ODE listed its concerns as follows:

• Transfer of students between charter schools within the organizational structure without parent/guardian notification or approval.

• Transfer of students between charter schools within the organizational structure without sponsoring district or resident district knowledge.

• Inappropriately claiming students as attending the charter school for purposes of the so-called "50 percent attendance" provisions required of charter schools that provide online courses.

• Student enrollment accounting practices which do not follow ADMw protocols and procedures as required.

• Lack of operational presence within the sponsoring district boundaries.

• Two or more charter schools governed by one charter agreement.

• Unlawfully merging charter schools.

• Improper commingling of funds between charter schools.

AllPrep director Tim King offered a detailed written response to the ODE letter (also available at www.nuggetnews.com).

In his response, King stated that "school law has developed around geographically defined, bricks-and-mortar schools and school districts, and it has not kept pace with recent educational innovations."

He said that, "this is a developing area, and that presents a lot of compliance challenges that don't exist for conventional schools."

King also acknowledged "some bumps in the road" for the start-up charters and vowed continual improvement.

Regarding transfer of students without parent notification and approval - one of the areas of contention in Sisters - King acknowledged that "there have been isolated problems with this in the past, but our current procedures require explicit written authorization, regardless of whether the transfer has any impact on a child's educational program."

King unequivocally stated that there has been no merger of charter schools and no commingling of funds among his charter schools and said that proposed legislation should clarify enrollment accounting practices.

While many of the concerns listed in the ODE letter originated with the Sisters School District, ODE spokesman Jake Weigler told The Nugget that concerns have also been raised by parties outside the school district.

According to Weigler, the school districts are accountable for the actions of the charter school operations; ODE would not invoke sanctions directly against EdChoices/AllPrep unless it violated some area of state law directly under ODE's responsibility.
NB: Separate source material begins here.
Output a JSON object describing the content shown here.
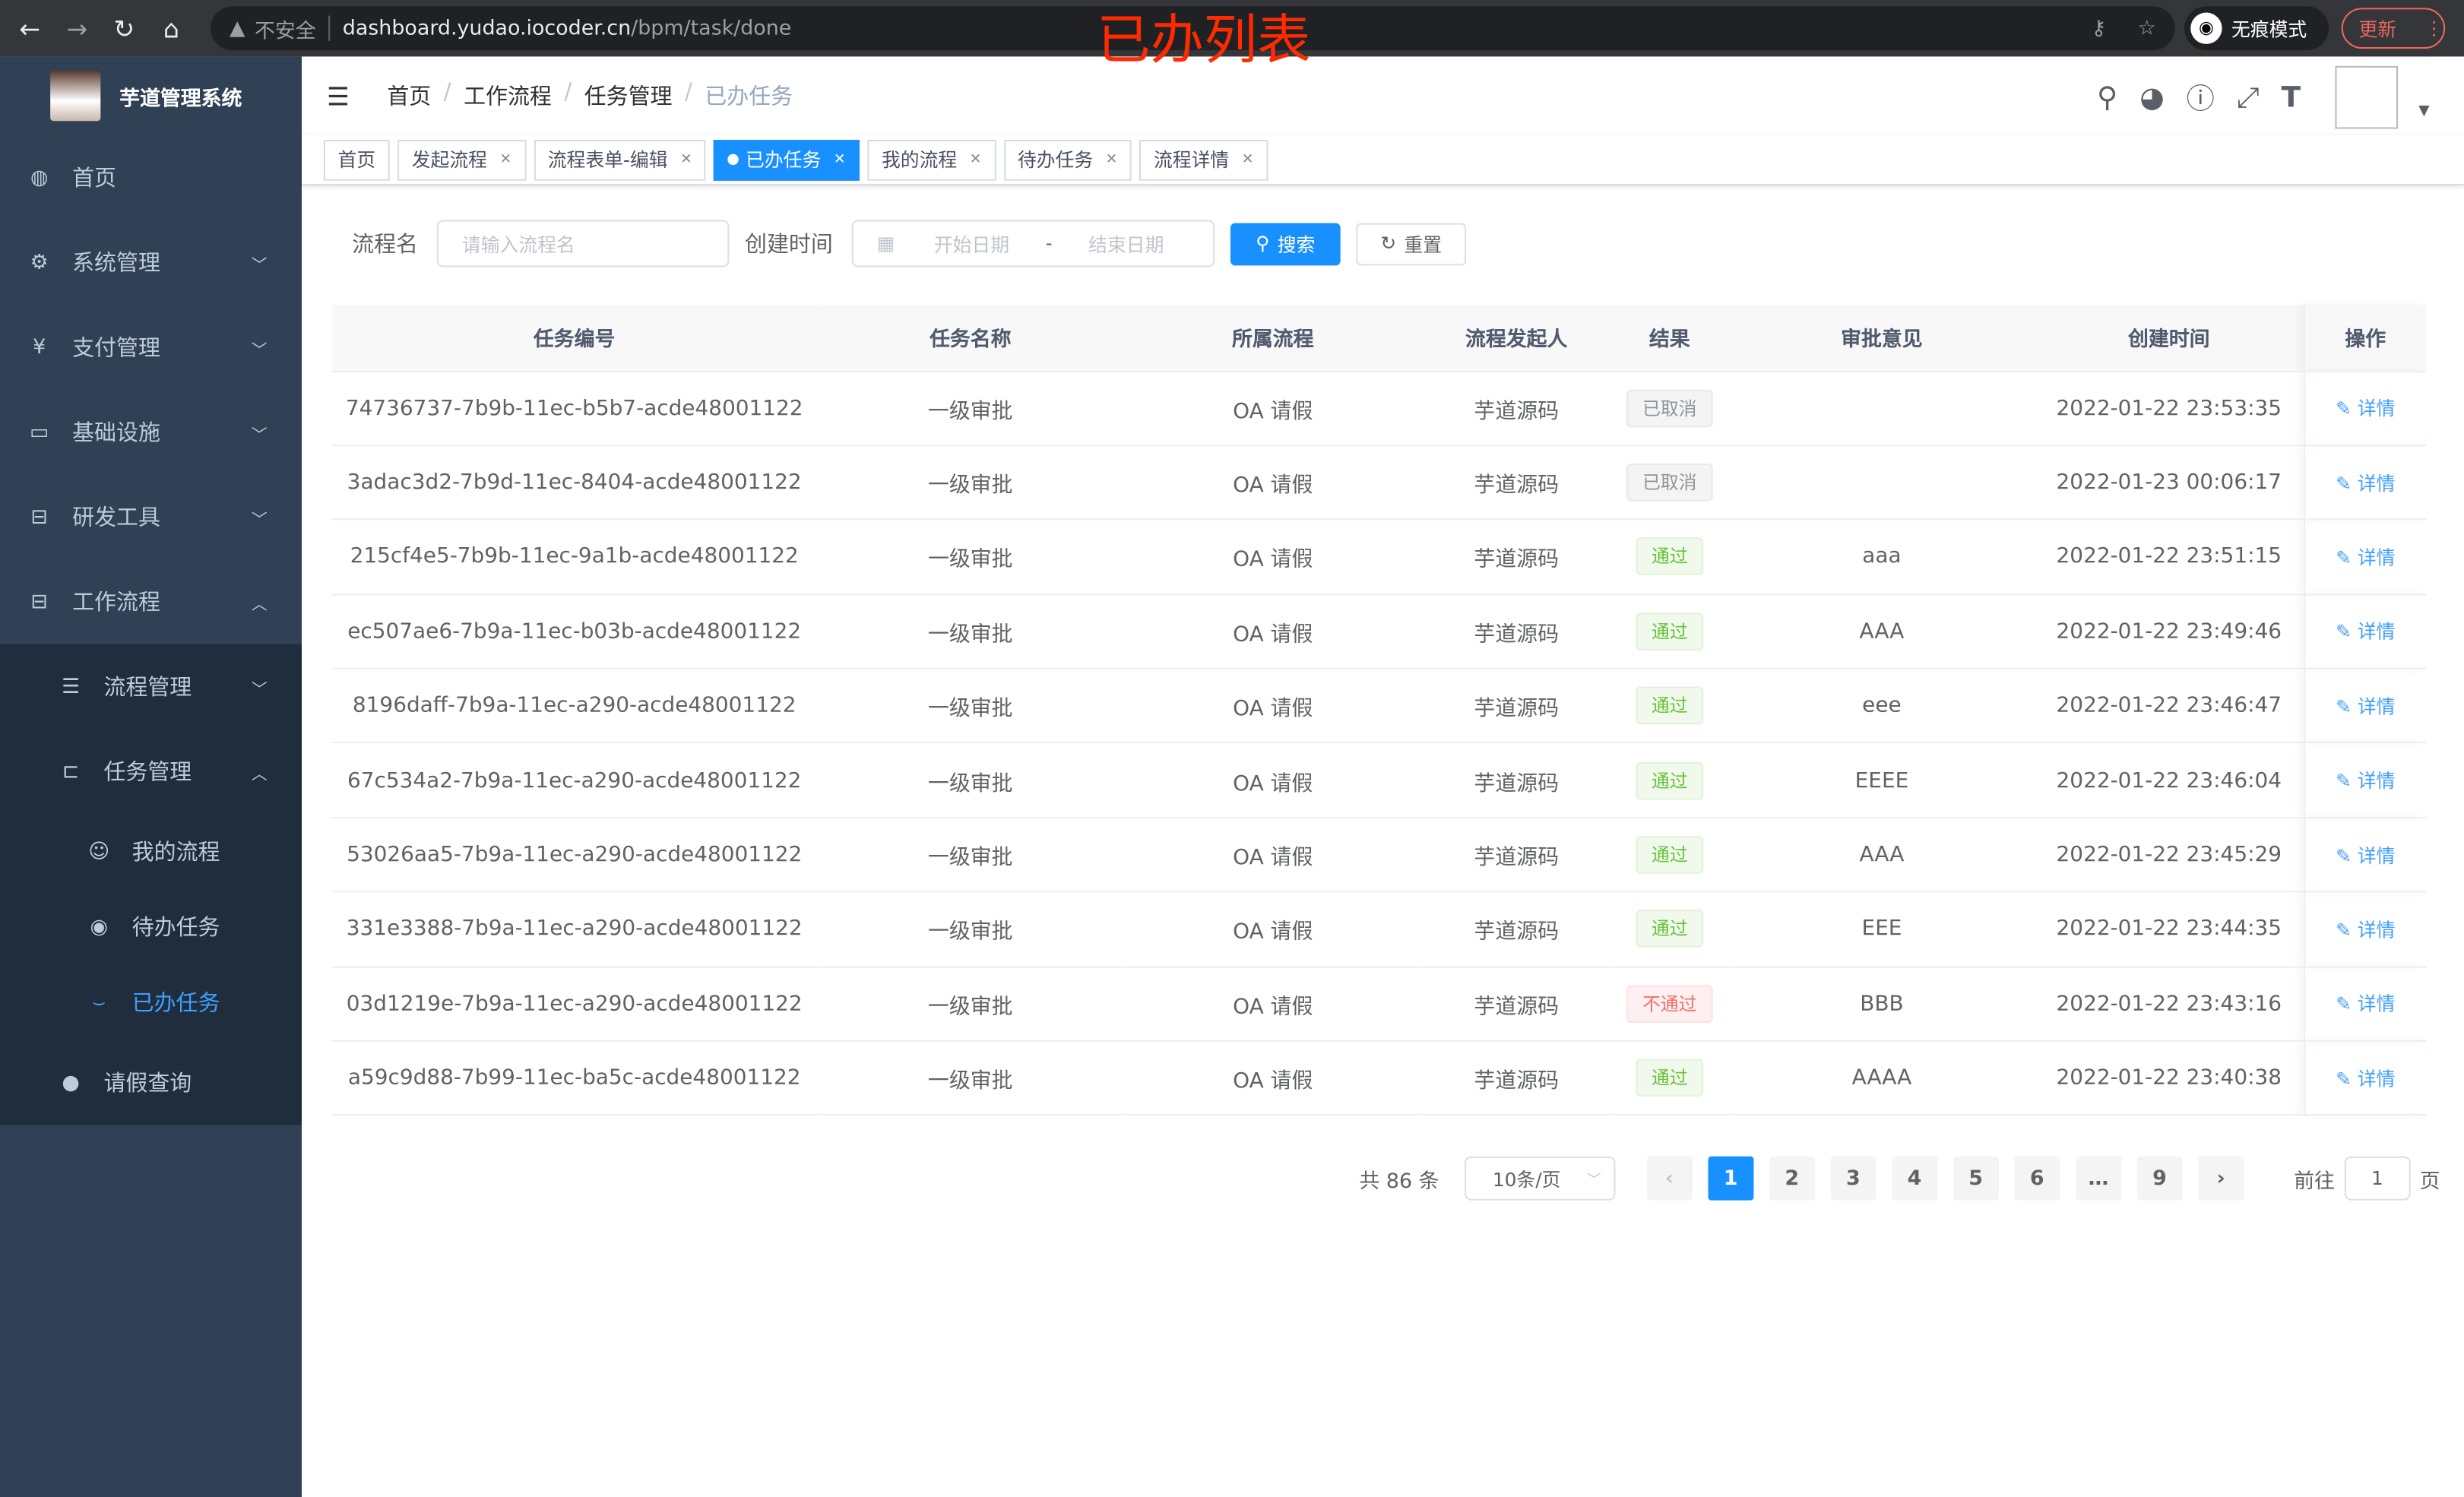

That leaves local districts on the hook for any impropriety.

"These are very serious issues, with serious consequences, that could result in possible forfeiture of State School Funds by the school district," Mileham stated.

ODE instructed districts to review their charter school practices, take necessary corrective action and ensure that charter schools meet state and federal law requirements. Response to the ODE letter is required by February 22.

The Sisters School District has terminated both the Sisters Web Academy and the Sisters Charter Academy of Fine Arts (SCAFA) - both of which are operated by AllPrep's Tim King.

Some in the community have questioned the move, noting that the charter schools bring financial benefits to the district in the form of funding for administration and offer valuable education alternatives for families.

Sisters School Board Chair Christine Jones acknowledged both the financial and educational benefits, but told The Nugget that the decision to terminate is based on other issues. in the case of SCAFA, the school has been unable to meet minimum enrollment requirements and demonstrate financial viability.

"In general, while it is true that the charters do not cost the district money, we are the sponsoring district of the charter and are thus responsible for making sure that that they follow all of ODE's rules and regulation regarding public school funds," Jones said. "We have taken steps to terminate the charters because we were not able to get satisfactory answers to our questions, be they questions of financial viability, student records, or financial practices. We recognize that the charters have the right to appeal the termination decisions, and we welcome ODE's involvement and guidance on the issues that we have raised."